Credential Issuance and Managing Change

When we’re issuing credentials, this is simple conceptually but is very difficult in practice. We need to consider a secure channel of distribution. Is email a secure channel? What about if the credential we’re distributing is to the email account? I said before, I said in a previous section, I once had a new account password emailed to me, but the password was for the email account. That process was very poorly thought through. So this may not be possible if the credential is a foundation access to services to send it electronically. How do we generate and how do we issue those credentials? It’s important to think through. Email is not considered secure.

When we’re sending an email, it’s sent by default as plain text over the internet. It’s like sending a postcard over the internet. So we need to consider what security is appropriate and is required. Here we consider the different types of channel that we may wish to use. Do we want to present the credentials in-person with identity verification? So an individual has to present themselves in person and present some kind of additional identification in order to have the credentials released to them. For some PKI keys that I receive, I had to travel 200 miles with my passport, with lots of sensitive information to prove who I was in order to receive the private keys. Very, very high-security operation, required in-person approach.

Credentials may require active enrollment, for example, biometrics. So we may need the person to be present because we need the biometric measures to allow the credential to operate correctly in the future. The use of additional channels, though, is typically more secure, as with authentication. So if we’re issuing a username and a password, perhaps we consider sending them via different channels. We could send information relating to the username back to the requesting manager, and the password is handed to the new employee when they present in-person on the first day.

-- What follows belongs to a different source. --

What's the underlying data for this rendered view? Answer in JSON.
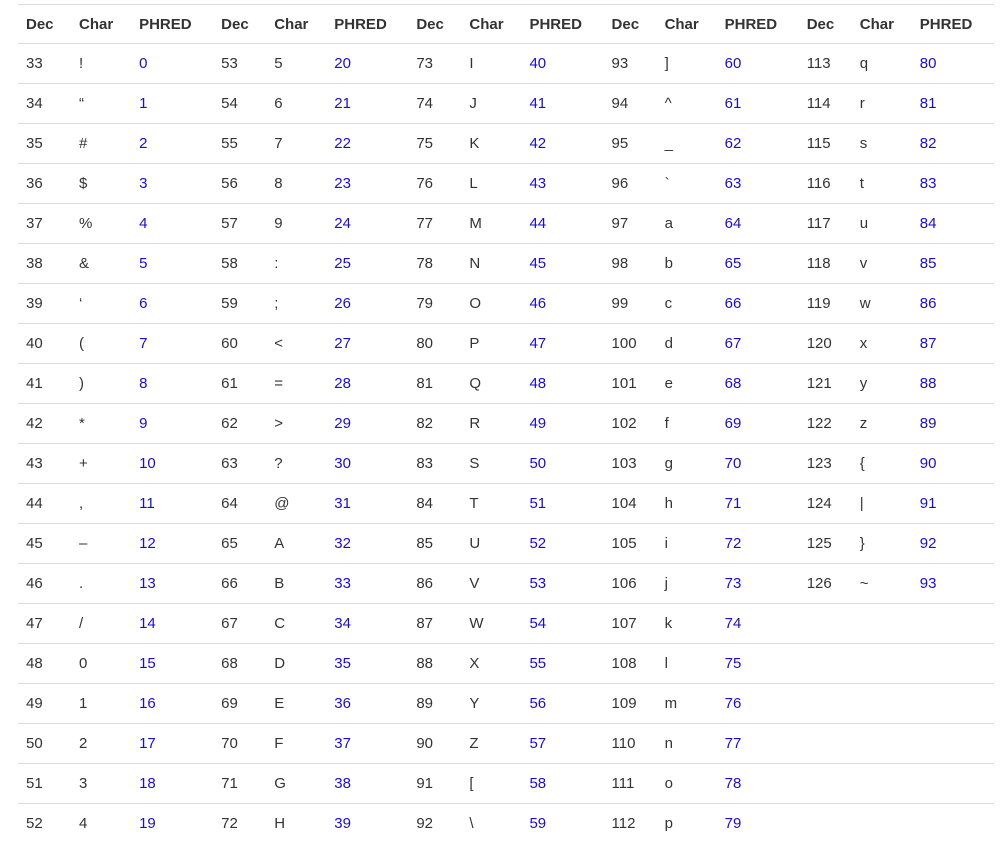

So this use of additional channels is very, very common in a high-security environment. This is typically a balance of speed, cost, and security. Again, we’re trying to make sure that something works, is practicable, but also is secure. Companies want to remain competitive, and additional costs are not very appetizing. Especially for customers. When we’re enrolling customers, typically you see a very low threshold for enrolling a new customer. So speed can be important. What would happen if Amazon took 48 hours to approve a new account? So this can be difficult. We need to gain agreement for this process from all stakeholders, and we need to find the correct balance. And there will often be conflicting interests.

As with most of these processes, we can consider different processes by the level of privilege granted. So more onerous processes are applied when we have credentials that are issued with greater privilege. This is the area we do least well, absolutely. I’ve audited hundreds of companies over 20 years. And consistently, this is the area we struggle with. And this is the area that gets a lot of press as well. So the example we’ve given already is Ed Snowden, where people move within an organization, where we change our positions within an organization. So provisioning an account is a very obvious step. Managing change requires much more diligence.

So if somebody requests additional access, firstly, we need to understand whether or not we need to revoke any existing access as part of that assignment. So the additional privilege allocation may prompt a review of the access, of the existing access. We want defined processes for dealing with any suspensions. We want processes for exigent circumstances around revoking privileges. If somebody is fired, we need to be able to deal with that instantly and in a very fast and secure way, and in a way that secures the broader asset base of the organization. If we suspect that credentials have been compromised, certificates or tokens, we need a way of revoking them.

PKI infrastructures that we’ll look at in the technical section do allow for this revocation. We can revoke the private key, and any future transactions will be unsuccessful– very powerful. So we need a process. We also need our service desk to have a process, the security teams to have a process. What follow-on activities are required here? If we have an exigent circumstance, maybe we can process it, but do we need to follow up on any of the information that’s been passed to us? So we’re typically better at provisioning than we are at managing change. So we need to be very careful around making sure that we continue to provide least privilege. Really easy, again, conceptually, very hard to do in practice.